Исусик покачал головой:
– Нет. Поздно. Всё началось уже. – И мягко прибавил – таким голосом, будто хотел обнять Фому, – это как… автомобильная авария… понимаешь? Можно что-то сделать за час, за полчаса. Не сесть в машину, не выпить лишний бокал, не выжимать скорость. А когда машина уже несётся, готовая врезаться в другую – не рвись туда, уже ничего не сделать. Сделать что-то можно или до, или после. После тоже можно… иногда. Хотя бы вызвать «Скорую»…
Он протянул руку вперёд и вниз, легко дотронувшись до такой же, как у него самого, полулысой головы Фомы, похожей на странное яйцо.
– Так ты придёшь туда завтра? – спросил безнадежно Фома.
– Приду, – кивнул тот головой и уставился куда-то перед собой, словно видел что-то такое, что показывали только ему одному.
За обедом на следующий день за столом почему-то было совсем тихо. Только Магда сказала «плотину открыли, кажется. Река пришла». А все молчали, как будто Река, придя, затопила их рты.
– Ты пойдёшь на процедуры? – спросил Персонаж брата.
Теперь очень трудно почему-то было смотреть ему в глаза, и очень хотелось смотреть на него, не отрываясь. Раньше ему было противно, ему хотелось, чтобы взгляд его ни краешком не зацепился, чтобы не видеть и не знать. А теперь ему казалось, что он мало насмотрелся – что жажда, огромная жажда собралась в нём душным комом: и утолить эту жажду можно только, если, не отрываясь, смотреть на уродливый шрам, на тонкие уши, на странные огромные глаза. Ему хотелось запомнить его получше – и он чувствовал, что не запоминается. Стоит отвернуться – и всё стирается из памяти, будто бы того и не было. И сказки, эти дурацкие сказки закончились у него как раз тогда, когда их больше всего хотелось, по-настоящему хотелось.

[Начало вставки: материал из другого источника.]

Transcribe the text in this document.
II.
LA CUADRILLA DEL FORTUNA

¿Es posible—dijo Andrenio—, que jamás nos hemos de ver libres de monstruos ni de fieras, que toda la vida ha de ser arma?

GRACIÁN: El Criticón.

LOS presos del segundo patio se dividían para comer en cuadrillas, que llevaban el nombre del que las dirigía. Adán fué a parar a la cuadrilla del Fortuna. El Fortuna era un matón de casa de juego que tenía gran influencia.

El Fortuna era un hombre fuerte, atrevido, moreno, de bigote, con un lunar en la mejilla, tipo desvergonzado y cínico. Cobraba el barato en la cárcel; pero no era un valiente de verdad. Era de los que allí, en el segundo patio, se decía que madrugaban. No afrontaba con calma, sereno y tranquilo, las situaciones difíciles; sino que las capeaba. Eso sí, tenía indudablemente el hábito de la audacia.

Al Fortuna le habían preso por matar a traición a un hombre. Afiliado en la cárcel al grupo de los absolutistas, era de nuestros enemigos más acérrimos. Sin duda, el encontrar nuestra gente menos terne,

Пойду, ответил Исусик, развернулся и пошёл.
И никто не пошёл следом, потому что даже спиной он немо говорил – не надо, мне надо одному.
Он всходил на холм, где ждали капельница и Кармен, и казалось, ноги его отяжелели. Каменными стали его ступни, медленно шёл он, словно камни волочил. И понятно было, что не поможет ему ни капельница, ни Кармен, не излечит, не спасёт.
Он шёл и говорил сам себе:
– Чего тебе больше хочется? Если повернуть всё так, то твою фигуру вырежут из цельного куска белого сандалового дерева, огромного как дом, и ты будешь стоять гигантский и спокойный, а люди будут толпиться внизу, каждый не больше твоего деревянного мизинца. Или всё будет по-другому: тебя сделают мраморным и страдающим, со рваной повязкой вокруг измождённых бёдер, с безжизненно повисшими руками, и люди просто подумают, что не хотели бы оказаться на твоём месте. Или вообще ничего не подумают, потому что ты станешь просто фигурой, просто символом, с ненастоящей жизнью и ненастоящими страданиями.
Со страданиями, повторила Кармен, закатывая рукав его рубашки. Ишь, со страданиями. Ложись-ка.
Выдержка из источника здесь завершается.